Combine these high hay prices with the low price of beef cattle, and the drought-caused lack of available pasture, and you have a triple whammy for many ranchers. “You’re going to see some guys go out of business this year,” Hanagan says.
Hanagan says he is initiating the process of applying for the NAP funds since no federal crop insurance is available to hay farmers in Custer County. He says the Federal Crop Insurance Reform Act of 1994 did away with the traditional federal disaster programs for farmers.
“We’ll hopefully be able to reduce some of the financial losses some of these guys are having because of the catastrophic nature of this disaster,” Hanagan says. “I think we meet all the criteria. We’re having farmers come in to report their losses now.”
Both Hanagan and Rivera foresee dips in the local economies from to the drought.

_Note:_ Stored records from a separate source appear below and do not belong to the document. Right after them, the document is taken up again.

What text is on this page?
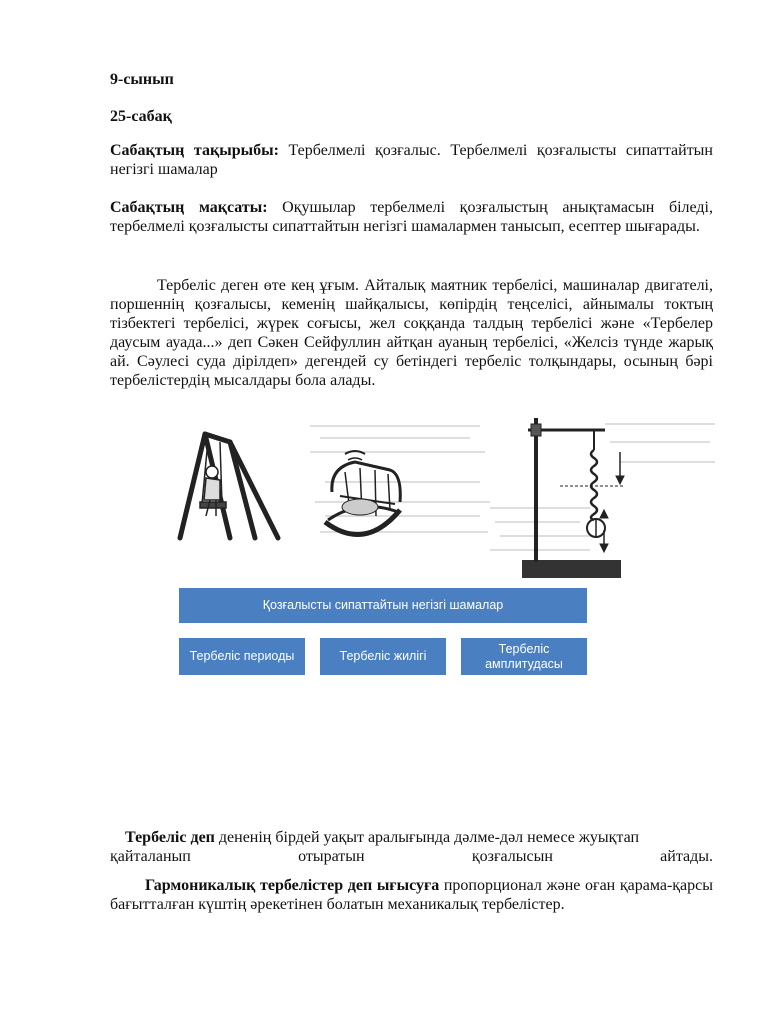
9-сынып

25-сабақ

Сабақтың тақырыбы: Тербелмелі қозғалыс. Тербелмелі қозғалысты сипаттайтын негізгі шамалар

Сабақтың мақсаты: Оқушылар тербелмелі қозғалыстың анықтамасын біледі, тербелмелі қозғалысты сипаттайтын негізгі шамалармен танысып, есептер шығарады.

Тербеліс деген өте кең ұғым. Айталық маятник тербелісі, машиналар двигателі, поршеннің қозғалысы, кеменің шайқалысы, көпірдің теңселісі, айнымалы токтың тізбектегі тербелісі, жүрек соғысы, жел соққанда талдың тербелісі және «Тербелер даусым ауада...» деп Сәкен Сейфуллин айтқан ауаның тербелісі, «Желсіз түнде жарық ай. Сәулесі суда дірілдеп» дегендей су бетіндегі тербеліс толқындары, осының бәрі тербелістердің мысалдары бола алады.

Қозғалысты сипаттайтын негізгі шамалар
Тербеліс периоды	Тербеліс жилігі
Тербеліс амплитудасы

Тербеліс деп дененің бірдей уақыт аралығында дәлме-дәл немесе жуықтап
қайталанып отыратын қозғалысын айтады.

Гармоникалық тербелістер деп ығысуға пропорционал және оған қарама-қарсы бағытталған күштің әрекетінен болатын механикалық тербелістер.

Rivera points out that businesses serving tourists and campers who visit National Forest lands have already been hurt by the fire ban. “Fire bans tend to scare people, and part of camping to some people is to have a fire or at least a barbecue,” she says in acknowledging that camper numbers are already down this year. “A complete closure would have another cumulative effect on small businesses.”
And a good number of ranchers may be too busy eating their own cows to do any shopping locally. “If agriculture hurts, everybody hurts,” says Hanagan.
If it doesn’t start raining soon, some Central Colorado residents may learn this hard lesson the dry way.